The Treasury would still have some capacity to make payments after Oct. 17, but Fitch warns that it would face volatile revenue and expenditure flows. “The U.S. risks being forced to incur widespread delays of payments to suppliers and employees, as well as social security payments to citizens – all of which would damage the perception of U.S. sovereign creditworthiness and the economy,” it says.

Additionally, Fitch says that the prolonged negotiations over raising the debt ceiling “risks undermining confidence in the role of the U.S. dollar as the preeminent global reserve currency, by casting doubt over the full faith and credit of the U.S.”

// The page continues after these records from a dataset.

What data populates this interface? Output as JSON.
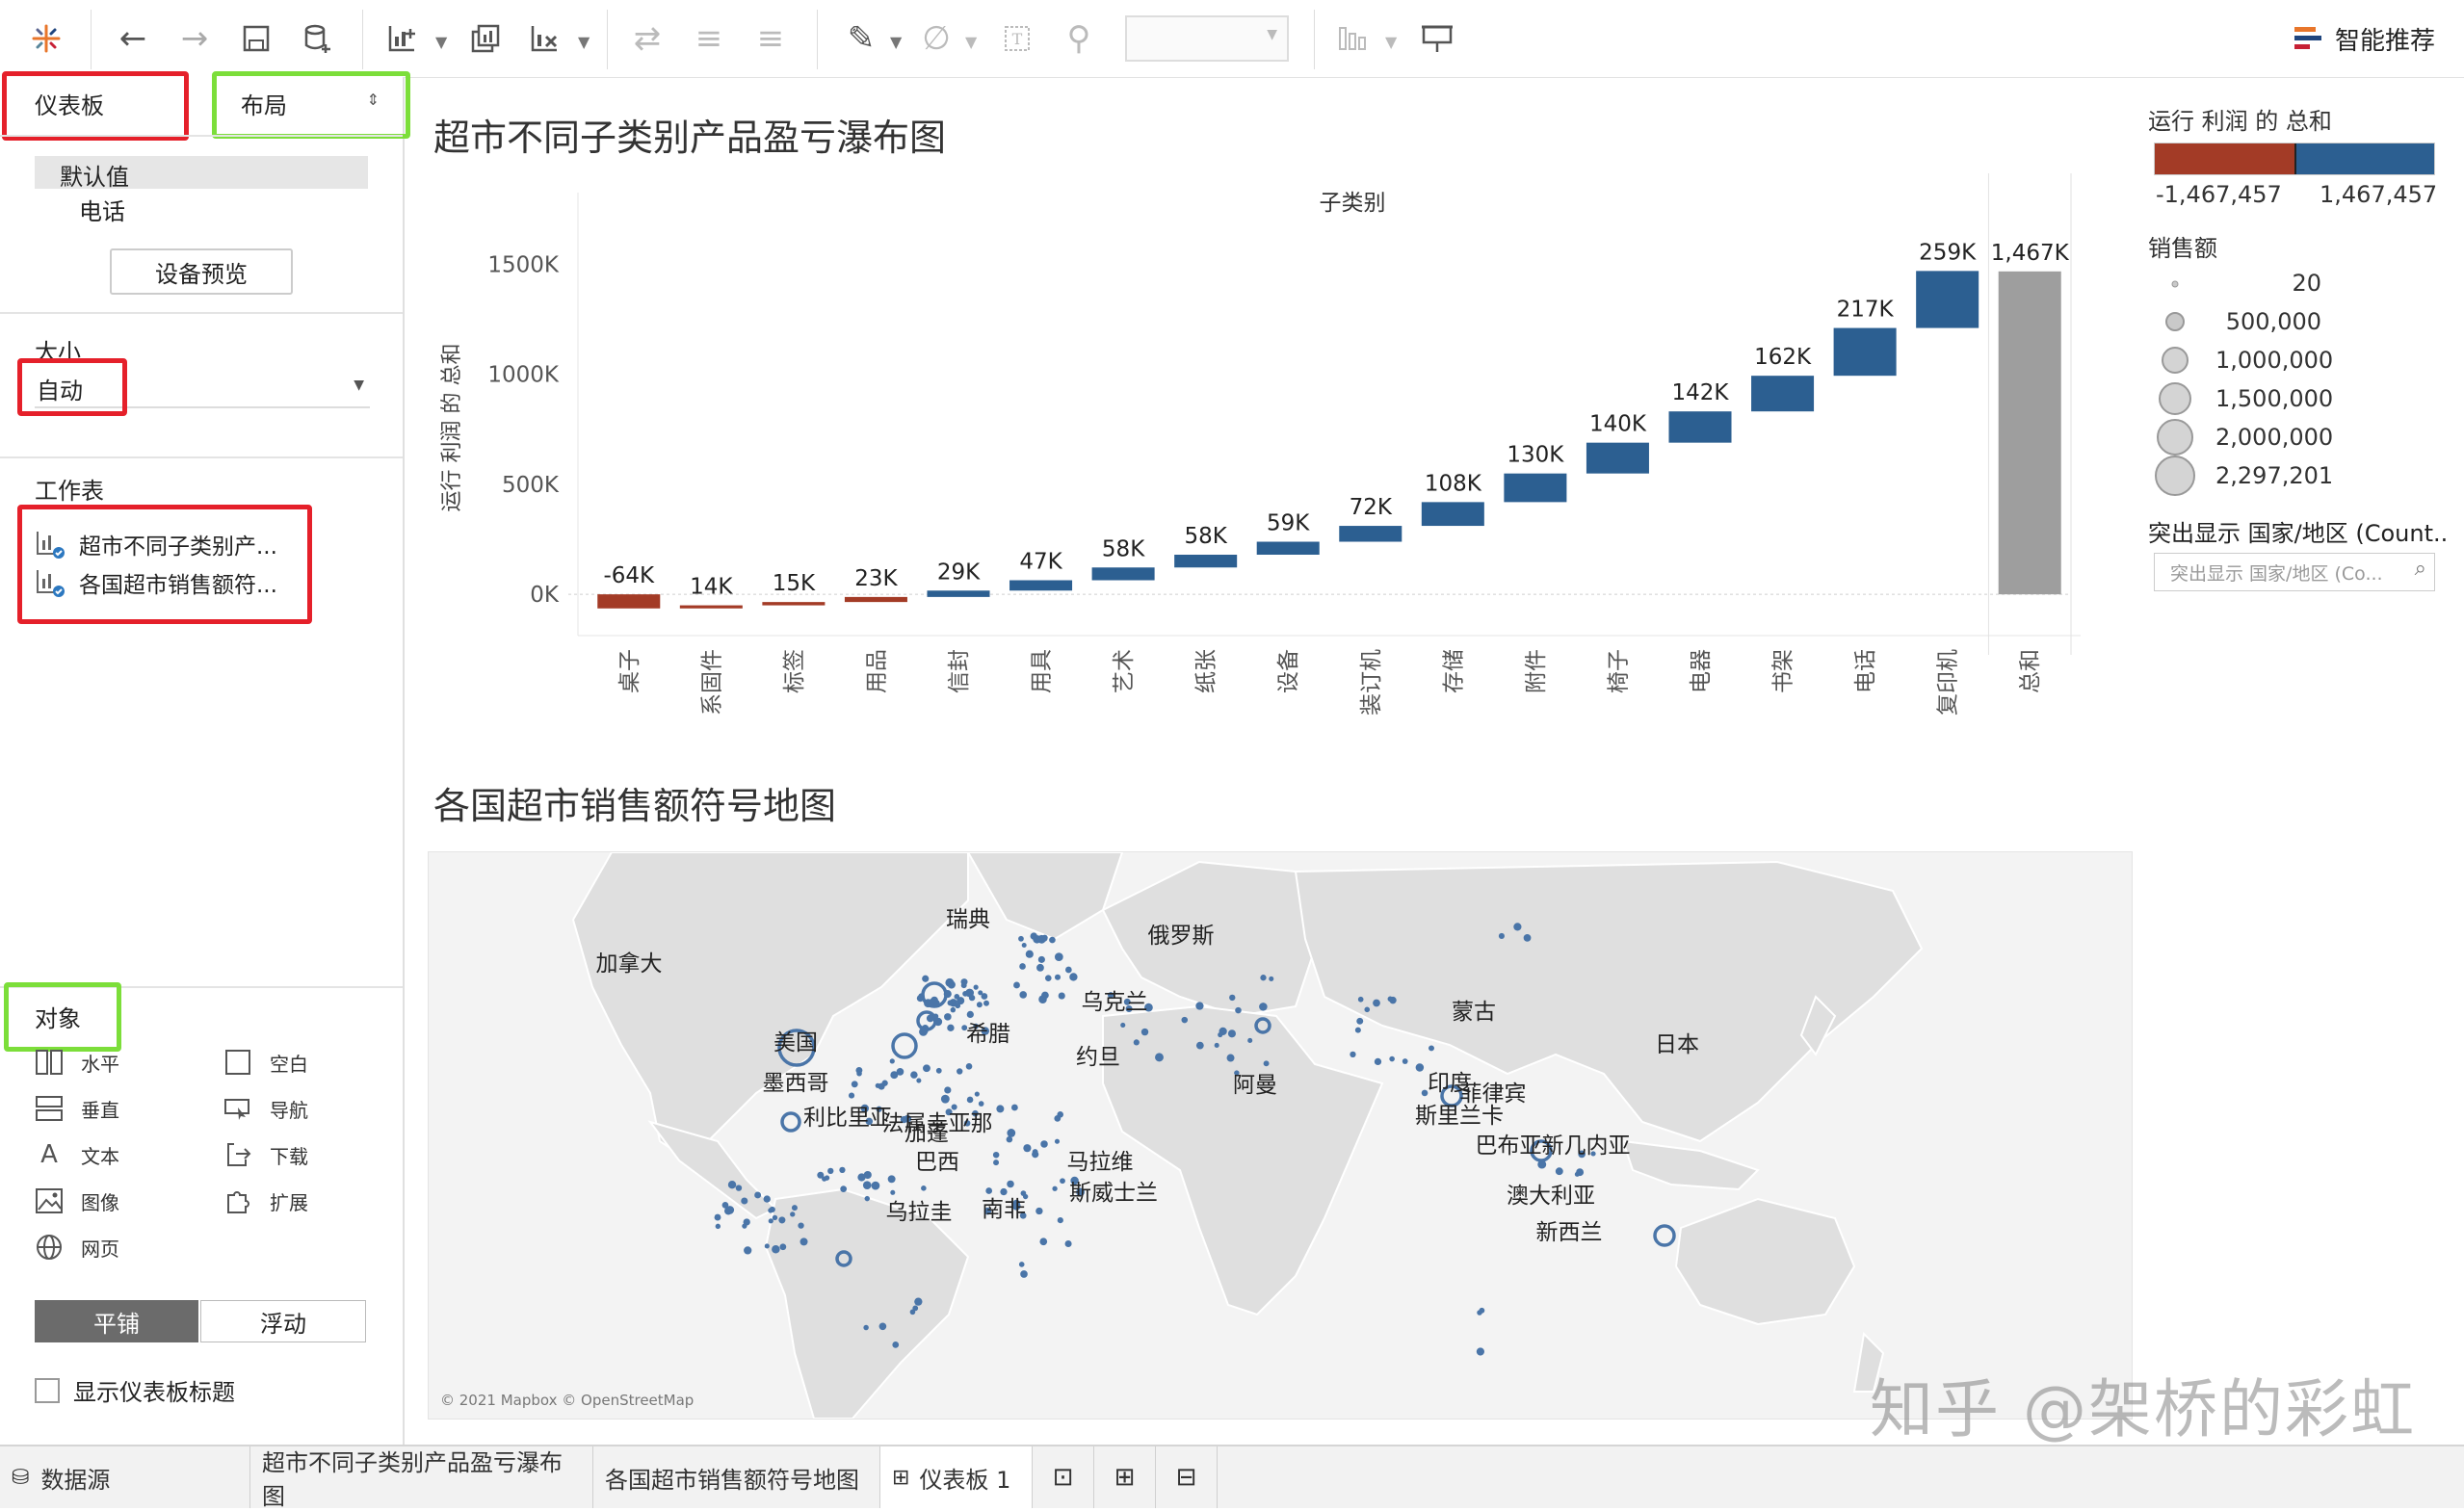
{
  "toolbar": {
    "smart_recommend": "智能推荐",
    "field_value": ""
  },
  "left": {
    "dashboard_tab": "仪表板",
    "layout_tab": "布局",
    "device_default": "默认值",
    "device_phone": "电话",
    "device_preview": "设备预览",
    "size_label": "大小",
    "size_value": "自动",
    "worksheets_label": "工作表",
    "worksheets": [
      "超市不同子类别产...",
      "各国超市销售额符..."
    ],
    "objects_label": "对象",
    "objects": [
      {
        "label": "水平",
        "icon": "horizontal-icon"
      },
      {
        "label": "空白",
        "icon": "blank-icon"
      },
      {
        "label": "垂直",
        "icon": "vertical-icon"
      },
      {
        "label": "导航",
        "icon": "navigation-icon"
      },
      {
        "label": "文本",
        "icon": "text-icon"
      },
      {
        "label": "下载",
        "icon": "download-icon"
      },
      {
        "label": "图像",
        "icon": "image-icon"
      },
      {
        "label": "扩展",
        "icon": "extension-icon"
      },
      {
        "label": "网页",
        "icon": "webpage-icon"
      }
    ],
    "tile_label": "平铺",
    "float_label": "浮动",
    "show_title_label": "显示仪表板标题"
  },
  "tabs": [
    "数据源",
    "超市不同子类别产品盈亏瀑布图",
    "各国超市销售额符号地图",
    "仪表板 1"
  ],
  "chart_data": {
    "type": "bar",
    "title": "超市不同子类别产品盈亏瀑布图",
    "xlabel": "子类别",
    "ylabel": "运行 利润 的 总和",
    "yticks": [
      "1500K",
      "1000K",
      "500K",
      "0K"
    ],
    "ylim": [
      -100000,
      1650000
    ],
    "categories": [
      "桌子",
      "系固件",
      "标签",
      "用品",
      "信封",
      "用具",
      "艺术",
      "纸张",
      "设备",
      "装订机",
      "存储",
      "附件",
      "椅子",
      "电器",
      "书架",
      "电话",
      "复印机",
      "总和"
    ],
    "values": [
      -64000,
      14000,
      15000,
      23000,
      29000,
      47000,
      58000,
      58000,
      59000,
      72000,
      108000,
      130000,
      140000,
      142000,
      162000,
      217000,
      259000,
      1467000
    ],
    "labels": [
      "-64K",
      "14K",
      "15K",
      "23K",
      "29K",
      "47K",
      "58K",
      "58K",
      "59K",
      "72K",
      "108K",
      "130K",
      "140K",
      "142K",
      "162K",
      "217K",
      "259K",
      "1,467K"
    ],
    "colors": {
      "negative": "#a33b26",
      "positive": "#2c5f91",
      "total": "#9e9e9e"
    }
  },
  "legend": {
    "profit_title": "运行 利润 的 总和",
    "profit_min": "-1,467,457",
    "profit_max": "1,467,457",
    "sales_title": "销售额",
    "sales_items": [
      "20",
      "500,000",
      "1,000,000",
      "1,500,000",
      "2,000,000",
      "2,297,201"
    ],
    "highlight_title": "突出显示 国家/地区 (Count..",
    "highlight_placeholder": "突出显示 国家/地区 (Co..."
  },
  "map": {
    "title": "各国超市销售额符号地图",
    "attribution": "© 2021 Mapbox © OpenStreetMap",
    "labels": [
      "瑞典",
      "俄罗斯",
      "加拿大",
      "乌克兰",
      "蒙古",
      "美国",
      "希腊",
      "日本",
      "约旦",
      "阿曼",
      "印度",
      "墨西哥",
      "菲律宾",
      "利比里亚",
      "斯里兰卡",
      "法属圭亚那",
      "加蓬",
      "巴布亚新几内亚",
      "巴西",
      "马拉维",
      "澳大利亚",
      "斯威士兰",
      "南非",
      "乌拉圭",
      "新西兰"
    ]
  },
  "watermark": "知乎 @架桥的彩虹"
}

And, it says that the repeated brinkmanship over raising the debt ceiling “also dents confidence in the effectiveness of the U.S. government and political institutions, and in the coherence and credibility of economic policy. It will also have some detrimental effect on the U.S. economy.”

Fitch expects to resolve the rating watch by the end of the first quarter of 2014 at the latest, although the timing will depend on events, including the duration of any agreement to raise the debt ceiling, it says. Although, if a default occurs, Fitch would downgrade the U.S. sovereign until the default event is cured, it says.

Assuming that there is a deal to raise the debt ceiling and to resolve the government shutdown, “the outcome of a subsequent review of the ratings would take into account the manner and duration of the agreement and the perceived risk of a similar episode occurring in the future,” it says.

The rating agency also notes that risks to the financial sector are low, and that it has a stable outlook on the U.S. banking sector.